Betsy Jackson, president of the International Downtown Association, a Washington, D.C.-based group of downtown development officials, believes that downtown multifamily development is not a passing fad, since it is occuring throughout the country. "It isn't price or floor plan sensitive," she notes.

"There seems to be a market for downtown development, whether luxury units, lofts, or more affordable projects, and it doesn't seem to be limited to just the left and right coasts, nor just the major cities. There's quite a range of projects, from new high-rise construction to adaptive use of warehouses for lofts and new projects designed to look like warehouses."

Still, the current data should not be misinterpreted, cautions Jackson. Today's downtown multifamily boom appears to be fueled primarily by people who have lived in the suburbs and want to get away from them.

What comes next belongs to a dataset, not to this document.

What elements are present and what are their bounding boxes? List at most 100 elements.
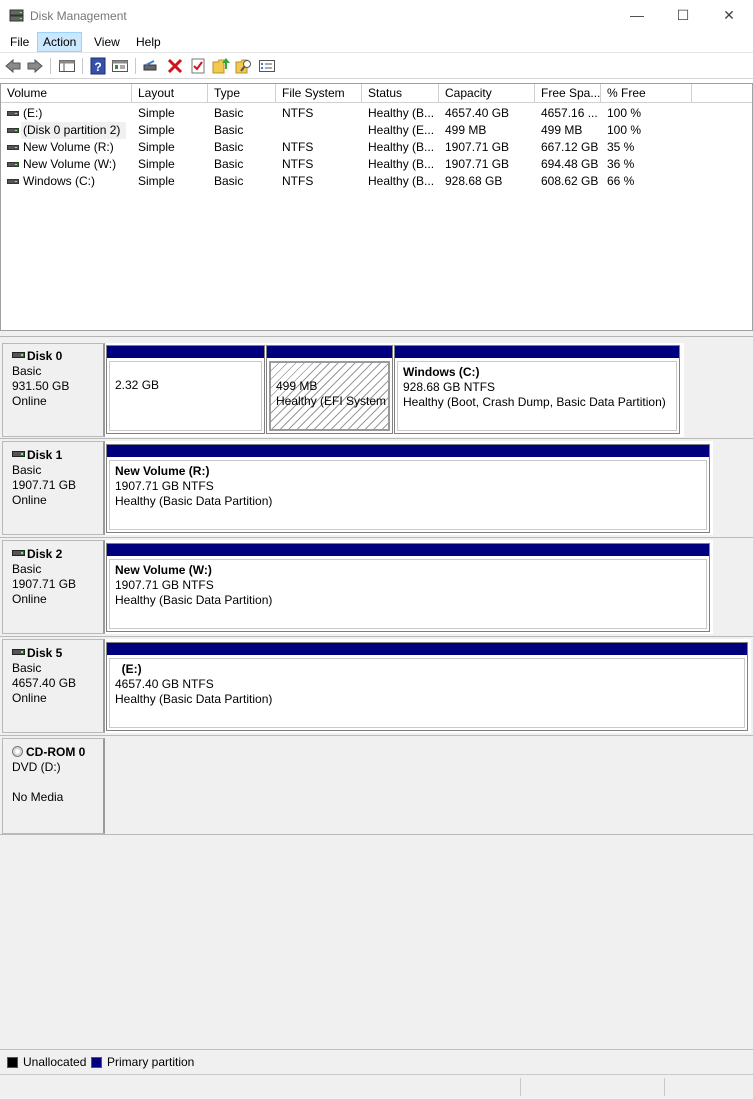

This includes tech workers and young professionals who have spent their entire lives in suburbia and are now in search of a more gritty environment, plus empty nesters who want a lifestyle change.

Most people are still choosing to live in the suburbs rather than the city." But," adds Jackson, "I think we'll see multifamily development in downtowns for some time to come.

This article appeared in the Urban Land Institute's Multifamily Trends Magazine, Summer 2001 issue. Christopher J. McIntosh is a business writer based in Richmond, Virginia.